Sudden, unexpected deaths are particularly challenging.  A few months ago, my aunt discovered her daughter dead.  She’d passed during the night without a peep.  That was devastating, of course, particularly since that same aunt had just soon before buried her sister.  But her sister had been ill; there was warning.  She’d lived a good life, seen her children raised and her grandchildren grow.  My aunt’s reaction was very different to the deaths of her sister and her daughter.  And then just days after her daughter’s death, her daughter’s son was hit by a train and killed.  Totally unexpected.  Cut down so early in life.  Everyone worried that this would be the knock-out blow.  The proverbial straw that broke her.  And yet it didn’t.
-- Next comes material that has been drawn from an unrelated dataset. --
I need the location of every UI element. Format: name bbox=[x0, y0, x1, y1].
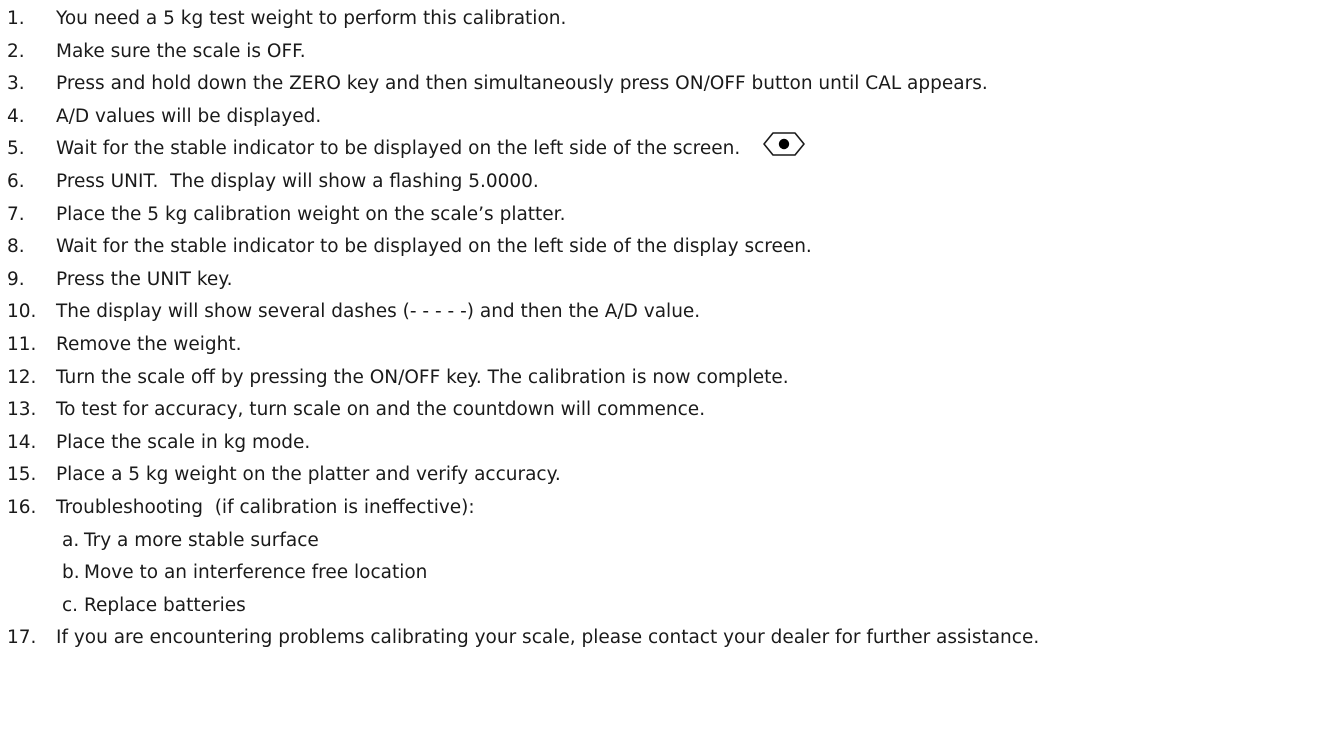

She was sad.  She grieved, but she’s endured.  She’s held on.  For her, peace is found in faith.  She trusts there are reasons that pass her understanding, and turns to God for comfort and peace.  And she finds them.

Others would react differently.   Even age can be a factor–in the deceased as well as the character reacting to the death of the deceased.  A twenty-something character might look at someone, say fifty, who has passed and say, “She lived a good, long life.  Someone forty, looking at the same deceased individual might say, “She went so young…”

Perception is all about people.  Not people in general, but specific people reacting to specific deaths.

One last example–an extreme:

A forty-year-old man dies.

His mother’s reaction:  “Thank God.”

We think, that’s an odd reaction–and it is–until and unless we look at the son’s death from the mother’s perspective.

Maybe the son had been terminally ill and suffering immensely.  Watching a child suffer is torment, agony.  Seeing it end is a relief, no matter how much the mother loves the child and yearned for him to be well and strong and healthy.

Maybe the son was Ted Bundy or someone like him.  And so long as he lived, she was terrified he would kill again and again and all those poor victims haunted her.  Maybe in his death she found a peace in knowing there would be no more victims.  Maybe she grieved and mourned and regretted all her soul could bear and only in his death found freedom from constant terror.  From guilt because she had, after all, brought him into this world.  Just or not, that guilt is a human reaction and all those telling her it isn’t her fault doesn’t make her feel any less guilty.  Her head knows she didn’t create victims.  Her heart knows she created the victim-maker.  So just or not, she feels responsible.

Logic too is in perspective–for the character and that includes perception being clear and understood on the part of the reader.  That, too, is my point.

Initially, we don’t see the logic in a mother being relieved at her child being dead.  But put into perspective, we understand.  We might agree or disagree, but her logic is logical for her in her situation and from her perspective.

So if you’re having all your characters react the same way to death or to any intense emotion or when under extreme duress or high-impact stress, you might want to think on the matter a bit.  Would this specific character react to this specific death in this specific way at this specific time?

That’s a question well worth answering to create credible, motivated and realistic characters.